Graph memory, privacy filtering, sidecar indexes, pgvector semantic retrieval, and consolidation.
- Graph memory is canonical; derived indexes are maintained from graph writes.
- Every memory item has an explicit scope: tenant, workspace, and optional workspace-bound user.
- Writes are attributable, bitemporal, privacy-classified, and auditable.
- Retrieval combines graph structure, sidecar filters, keyword search, and vector similarity.
- Memory is part of the learning pipeline, not a separate cache.
The graph stack (moa-memory-graph, moa-memory-vector, moa-memory-pii, moa-memory-ingest) is the only memory subsystem. See crates/moa-memory/README.md for crate-level details and docs/architecture/type-placement.md for ownership rules.
| Scope | Contents |
|---|---|
| Global | Organization-wide conventions, shared concepts, promoted facts |
| Workspace | Project architecture, conventions, decisions, sources, and reusable lessons |
| User | Workspace-bound preferences, habits, and corrections for one user |
Graph writes set scope context before touching Postgres. Row-level security, changelog rows, sidecar projections, and vector records all use the same scope boundary.
Memory is stored as typed graph nodes:
EntityConceptDecisionIncidentLessonFactSource
Edges represent relationships, evidence, provenance, supersession, contradiction, and source attribution. Bitemporal validity lets new facts supersede older facts without erasing history.
moa-memory-graph owns the graph tables and SQL sidecars used by operational reads. The sidecars provide fast filters for labels, names, scopes, timestamps, and active validity windows.
moa-memory-vector owns vector storage for semantic retrieval. Embeddings are written for graph nodes that should participate in retrieval, and hybrid retrieval fuses graph/sidecar candidates with vector hits. The default backend is pgvector; large or isolation-sensitive workspaces can opt into Turbopuffer namespaces through workspace_state.vector_backend.
Embedder selection is per workspace. cohere-embed-v4 and gemini-embedding-2 use incompatible vector spaces, so switching a workspace requires re-embedding its graph nodes before retrieval can safely use the new model. Gemini Embedding 2 is exposed as a text-only Embedder today; its API supports multimodal inputs, but MOA needs a separate multimodal chunker and embedder trait before image, audio, video, or PDF chunks are indexed.
Gemini Embedding 2 does not use a task_type request field. MOA encodes asymmetric retrieval through role-specific prompt prefixes inside the embedder: ingestion-side embedders use the document prefix and retrieval-side embedders use a search-query prefix.
Indexes are write-incremental. There is no user-facing rebuild-index command for graph memory.
Memory enters the graph through two routes:
- Slow path:
moa-memory-ingestprocesses longer source text or turns through the ingestion VO. It chunks content, extracts facts/entities, classifies privacy, writes nodes and edges, embeds retrievable records, and records contradictions. - Fast path: short observations use remember/forget/supersede APIs for direct graph writes with the same scope and privacy controls.
PII classification runs before durable memory writes. Sensitive text is either filtered, redacted, or tagged according to the privacy class and policy.
The memory processor runs after query rewriting and before history compilation. It uses the rewritten query when available, otherwise it extracts keywords from the latest user message.
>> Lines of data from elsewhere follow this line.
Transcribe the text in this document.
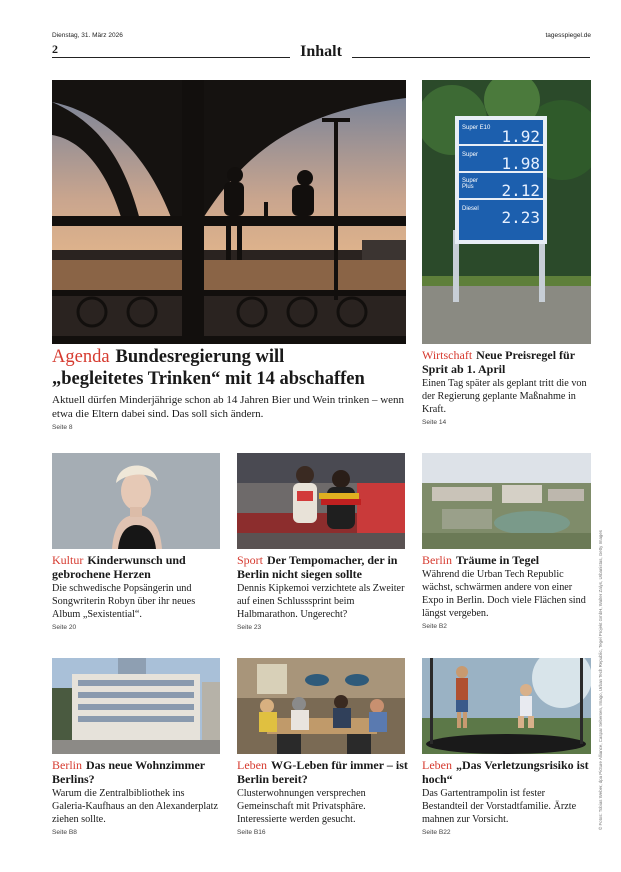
Dienstag, 31. März 2026	tagesspiegel.de
2	Inhalt
Super E10 1.92
Super 1.98
Super Plus	2.12
Diesel 2.23

Agenda Bundesregierung will
„begleitetes Trinken“ mit 14 abschaffen

Aktuell dürfen Minderjährige schon ab 14 Jahren Bier und Wein trinken – wenn etwa die Eltern dabei sind. Das soll sich ändern.

Seite 8

Wirtschaft Neue Preisregel für Sprit ab 1. April

Einen Tag später als geplant tritt die von der Regierung geplante Maßnahme in Kraft.

Seite 14

Kultur Kinderwunsch und gebrochene Herzen

Die schwedische Popsängerin und Songwriterin Robyn über ihr neues Album „Sexistential“.

Seite 20

Sport Der Tempomacher, der in Berlin nicht siegen sollte

Dennis Kipkemoi verzichtete als Zweiter auf einen Schlusssprint beim Halbmarathon. Ungerecht?

Seite 23

Berlin Träume in Tegel

Während die Urban Tech Republic wächst, schwärmen andere von einer Expo in Berlin. Doch viele Flächen sind längst vergeben.

Seite B2

Berlin Das neue Wohnzimmer Berlins?

Warum die Zentralbibliothek ins Galeria-Kaufhaus an den Alexanderplatz ziehen sollte.

Seite B8

Leben WG-Leben für immer – ist Berlin bereit?

Clusterwohnungen versprechen Gemeinschaft mit Privatsphäre. Interessierte werden gesucht.

Seite B16

Leben „Das Verletzungsrisiko ist hoch“

Das Gartentrampolin ist fester Bestandteil der Vorstadtfamilie. Ärzte mahnen zur Vorsicht.

Seite B22
© Fotos: Tobias Weber, dpa Picture Alliance, Caspar Sebersen, Imago, Urban Tech Republic, Tegel Projekt GmbH, Walter Zalys, Urbanistas, Getty Images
It inserts ranked graph hits with labels, names, properties, provenance, and concise snippets. Memory content is inserted near the active turn so static prompt prefix caching remains stable.
Workspace consolidation is a scheduled maintenance pass. In cloud mode it is the Consolidate Restate workflow. Locally it runs through the local maintenance path.
Consolidation can:
- resolve contradictions with superseding edges
- prune or expire stale facts
- merge duplicate nodes
- refresh sidecar and vector projections
- record memory learning entries for audit
Successful consolidation appends a memory_updated entry to learning_log.
Memory is one output of the broader learning loop:
Task segments
-> resolution scores
-> learning_log
-> skill ranking, intent discovery, graph memory consolidation
Graph memory describes current knowledge; learning_log explains how and when a learned update entered the system.